TSF: I think that Eric Slick plays a big part in that as well, just in the rhythms of the album and how he plays.

BM: Yea, I absolutely think so, too. He’s such a dream to work with. Before I left for Russia, I had actually just written that one song “Jitterbug” and that was kind of the first song that was this new era. Because before that, they were generally slower, guitar-based songs. I guess, more a la the Grizzly Bear spectrum of things. I like pop songs, I like writing short songs. I’m really into short bursts of energy. And he kind of understood that I like that there’s a rhythmic element to it, like a tribal element to it, that I was definitely going for. And he just, being the person he is, he just can pick up on that immediately. We really hashed out these songs really quickly once I came back.

TSF: How did you come to know and start working with Eric?

BM: I met Eric at a basement show in South Philly in 2008 or something. It was the first Norwegian Arms show ever, but he was not in Norwegian Arms. He was actually at that time playing in Dragonzord, which was the precursor to what is now DRGN KING. And I had a bag of gummy bears—I think he has a different version of this, but what I remember from that night is that I had a bag of gummy bears and that he was playing drums and I was a little bit inebriated so I put a gummy bear on the far side of his ride symbol and kind of motioned to him to hit it and launch it into his mouth. And it didn’t work, but we kind of hit it off after that.

TSF: How did you come to go by the pseudonym of Keith Birthday?

BM: Well, at the time, when I started the project, I was actually a teacher. I taught PSL night classes up in the Northeast and I also taught Saturday and Sunday German language classes. So, at that point, I was already starting to write, like, little poetic elements, short story snippets, on a blog and the reason why that branched over was cause I wasn’t necessarily too keen on these students of mine Googling my name and finding this stuff.

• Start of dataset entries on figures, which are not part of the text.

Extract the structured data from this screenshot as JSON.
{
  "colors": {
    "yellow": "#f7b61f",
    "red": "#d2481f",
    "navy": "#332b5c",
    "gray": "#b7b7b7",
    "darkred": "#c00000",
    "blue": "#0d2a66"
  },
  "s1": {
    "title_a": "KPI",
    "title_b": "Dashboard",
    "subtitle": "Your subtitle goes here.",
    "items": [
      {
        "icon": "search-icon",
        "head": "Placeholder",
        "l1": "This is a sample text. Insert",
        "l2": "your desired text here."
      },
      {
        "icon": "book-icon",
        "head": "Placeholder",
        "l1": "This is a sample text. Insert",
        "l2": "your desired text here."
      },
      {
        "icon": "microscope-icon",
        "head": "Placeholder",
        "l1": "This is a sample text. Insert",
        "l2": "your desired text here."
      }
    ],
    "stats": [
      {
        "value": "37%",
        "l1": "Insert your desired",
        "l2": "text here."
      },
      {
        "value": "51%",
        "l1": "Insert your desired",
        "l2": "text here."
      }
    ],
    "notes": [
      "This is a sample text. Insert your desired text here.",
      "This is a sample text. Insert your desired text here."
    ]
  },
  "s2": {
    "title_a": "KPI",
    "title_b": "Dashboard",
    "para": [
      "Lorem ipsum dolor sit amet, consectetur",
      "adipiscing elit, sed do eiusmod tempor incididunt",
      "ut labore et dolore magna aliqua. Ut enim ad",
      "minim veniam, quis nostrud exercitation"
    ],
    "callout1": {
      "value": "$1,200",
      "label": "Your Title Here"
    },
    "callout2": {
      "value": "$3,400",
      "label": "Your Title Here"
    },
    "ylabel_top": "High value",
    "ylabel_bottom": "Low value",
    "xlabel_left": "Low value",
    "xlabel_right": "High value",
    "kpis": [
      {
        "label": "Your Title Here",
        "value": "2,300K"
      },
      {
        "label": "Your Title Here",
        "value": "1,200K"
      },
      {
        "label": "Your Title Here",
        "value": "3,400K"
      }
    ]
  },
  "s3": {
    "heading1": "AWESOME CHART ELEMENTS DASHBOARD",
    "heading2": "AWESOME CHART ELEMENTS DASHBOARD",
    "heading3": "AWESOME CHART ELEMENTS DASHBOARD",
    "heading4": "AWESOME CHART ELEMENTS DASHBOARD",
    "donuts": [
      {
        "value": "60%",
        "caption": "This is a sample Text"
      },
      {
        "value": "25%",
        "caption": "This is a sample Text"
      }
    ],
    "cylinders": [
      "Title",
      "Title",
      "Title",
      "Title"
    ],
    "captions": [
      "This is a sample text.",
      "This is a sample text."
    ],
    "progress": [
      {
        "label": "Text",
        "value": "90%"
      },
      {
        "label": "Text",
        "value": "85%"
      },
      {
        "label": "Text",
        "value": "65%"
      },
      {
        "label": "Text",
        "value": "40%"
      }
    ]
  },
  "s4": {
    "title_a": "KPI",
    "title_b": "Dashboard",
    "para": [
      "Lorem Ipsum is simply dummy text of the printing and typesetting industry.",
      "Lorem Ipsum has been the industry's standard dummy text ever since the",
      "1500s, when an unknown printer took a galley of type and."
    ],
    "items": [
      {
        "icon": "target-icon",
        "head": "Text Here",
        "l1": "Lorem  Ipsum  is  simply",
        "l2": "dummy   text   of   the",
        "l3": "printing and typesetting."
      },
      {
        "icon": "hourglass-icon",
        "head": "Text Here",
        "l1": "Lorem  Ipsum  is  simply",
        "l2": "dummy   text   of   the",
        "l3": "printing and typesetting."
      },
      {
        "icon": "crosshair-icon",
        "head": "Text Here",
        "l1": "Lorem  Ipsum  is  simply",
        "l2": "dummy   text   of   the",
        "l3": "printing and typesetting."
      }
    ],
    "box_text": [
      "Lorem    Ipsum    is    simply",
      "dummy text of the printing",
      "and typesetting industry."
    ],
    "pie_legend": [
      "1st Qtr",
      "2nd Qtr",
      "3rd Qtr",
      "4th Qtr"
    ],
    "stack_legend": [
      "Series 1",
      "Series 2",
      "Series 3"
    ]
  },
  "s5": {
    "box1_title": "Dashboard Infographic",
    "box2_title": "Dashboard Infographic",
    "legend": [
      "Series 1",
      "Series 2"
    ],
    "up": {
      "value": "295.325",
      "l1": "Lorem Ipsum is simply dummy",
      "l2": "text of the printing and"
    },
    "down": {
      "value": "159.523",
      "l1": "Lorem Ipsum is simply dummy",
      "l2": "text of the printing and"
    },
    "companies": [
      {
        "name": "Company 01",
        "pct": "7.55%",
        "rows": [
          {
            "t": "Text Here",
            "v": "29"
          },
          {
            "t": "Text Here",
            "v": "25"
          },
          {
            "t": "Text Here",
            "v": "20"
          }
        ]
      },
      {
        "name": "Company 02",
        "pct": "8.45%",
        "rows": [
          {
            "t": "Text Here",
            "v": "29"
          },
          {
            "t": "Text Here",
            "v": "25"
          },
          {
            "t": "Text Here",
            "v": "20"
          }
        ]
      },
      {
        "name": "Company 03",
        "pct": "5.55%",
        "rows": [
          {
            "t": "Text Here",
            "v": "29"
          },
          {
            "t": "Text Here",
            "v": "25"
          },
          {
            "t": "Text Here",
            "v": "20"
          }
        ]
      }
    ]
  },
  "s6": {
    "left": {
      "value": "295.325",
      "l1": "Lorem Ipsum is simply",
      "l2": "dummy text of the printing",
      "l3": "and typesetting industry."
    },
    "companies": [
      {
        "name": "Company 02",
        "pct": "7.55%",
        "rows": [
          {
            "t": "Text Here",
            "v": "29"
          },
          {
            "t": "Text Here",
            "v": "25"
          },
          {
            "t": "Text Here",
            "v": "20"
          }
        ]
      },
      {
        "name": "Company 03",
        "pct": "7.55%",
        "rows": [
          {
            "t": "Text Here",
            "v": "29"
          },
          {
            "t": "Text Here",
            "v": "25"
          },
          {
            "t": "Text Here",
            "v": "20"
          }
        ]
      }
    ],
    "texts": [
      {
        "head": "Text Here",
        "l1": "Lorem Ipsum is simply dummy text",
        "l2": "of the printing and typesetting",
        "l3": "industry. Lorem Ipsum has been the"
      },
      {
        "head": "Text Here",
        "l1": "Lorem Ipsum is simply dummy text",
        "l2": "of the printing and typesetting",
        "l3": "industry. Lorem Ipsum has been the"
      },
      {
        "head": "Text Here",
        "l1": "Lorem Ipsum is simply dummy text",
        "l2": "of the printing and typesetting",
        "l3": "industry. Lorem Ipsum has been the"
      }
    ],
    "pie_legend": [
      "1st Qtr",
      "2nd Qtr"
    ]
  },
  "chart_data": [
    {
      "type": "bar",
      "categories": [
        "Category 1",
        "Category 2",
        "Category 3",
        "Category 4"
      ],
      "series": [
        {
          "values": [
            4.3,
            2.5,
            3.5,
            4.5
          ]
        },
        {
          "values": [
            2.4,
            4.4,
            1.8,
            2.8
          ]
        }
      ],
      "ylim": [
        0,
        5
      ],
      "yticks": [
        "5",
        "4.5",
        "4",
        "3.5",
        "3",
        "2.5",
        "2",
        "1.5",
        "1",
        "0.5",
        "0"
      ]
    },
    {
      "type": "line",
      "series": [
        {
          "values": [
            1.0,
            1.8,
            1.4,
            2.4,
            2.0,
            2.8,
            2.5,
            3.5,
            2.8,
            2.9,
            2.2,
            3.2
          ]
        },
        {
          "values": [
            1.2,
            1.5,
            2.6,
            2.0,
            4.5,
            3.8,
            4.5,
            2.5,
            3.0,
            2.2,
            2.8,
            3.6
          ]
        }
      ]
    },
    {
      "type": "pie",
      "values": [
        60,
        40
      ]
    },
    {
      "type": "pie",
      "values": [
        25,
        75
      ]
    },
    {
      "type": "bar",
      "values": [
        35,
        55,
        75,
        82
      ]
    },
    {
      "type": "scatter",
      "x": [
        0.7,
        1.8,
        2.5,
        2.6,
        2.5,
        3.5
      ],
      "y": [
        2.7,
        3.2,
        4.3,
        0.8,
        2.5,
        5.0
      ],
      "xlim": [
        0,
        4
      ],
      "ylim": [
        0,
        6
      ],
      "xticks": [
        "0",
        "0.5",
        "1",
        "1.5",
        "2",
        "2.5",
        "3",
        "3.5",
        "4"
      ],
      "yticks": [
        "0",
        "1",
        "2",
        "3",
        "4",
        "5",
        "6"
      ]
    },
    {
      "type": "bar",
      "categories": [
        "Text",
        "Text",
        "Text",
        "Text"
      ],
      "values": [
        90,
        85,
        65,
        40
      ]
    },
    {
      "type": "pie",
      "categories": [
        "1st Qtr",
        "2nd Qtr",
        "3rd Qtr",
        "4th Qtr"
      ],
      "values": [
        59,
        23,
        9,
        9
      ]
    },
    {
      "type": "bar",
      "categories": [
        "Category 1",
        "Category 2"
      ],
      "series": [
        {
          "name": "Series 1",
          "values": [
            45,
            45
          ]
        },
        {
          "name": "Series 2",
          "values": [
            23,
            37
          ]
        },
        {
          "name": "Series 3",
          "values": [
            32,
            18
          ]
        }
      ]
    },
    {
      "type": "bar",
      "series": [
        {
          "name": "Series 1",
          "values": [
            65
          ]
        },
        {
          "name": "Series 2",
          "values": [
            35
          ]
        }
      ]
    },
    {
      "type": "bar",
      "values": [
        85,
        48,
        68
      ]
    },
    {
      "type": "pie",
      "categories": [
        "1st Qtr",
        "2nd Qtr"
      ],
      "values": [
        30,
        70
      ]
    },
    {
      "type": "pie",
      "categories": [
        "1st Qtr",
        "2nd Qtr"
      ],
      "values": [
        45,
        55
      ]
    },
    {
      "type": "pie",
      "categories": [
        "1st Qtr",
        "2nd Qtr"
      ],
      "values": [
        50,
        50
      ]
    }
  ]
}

I guess, I also just like the idea of pseudonyms. I like the idea of playing with identity a little bit, to kind of like re-purpose yourself through another name. The name came about because the Fishtown house I was living in had one of those popcorn ceilings. And one night I was wondering, like, “who’s job is it to do that and how do you apply it” and I, for some reason, I was just like “his name’s Keith Birthday.” And it just stuck from there.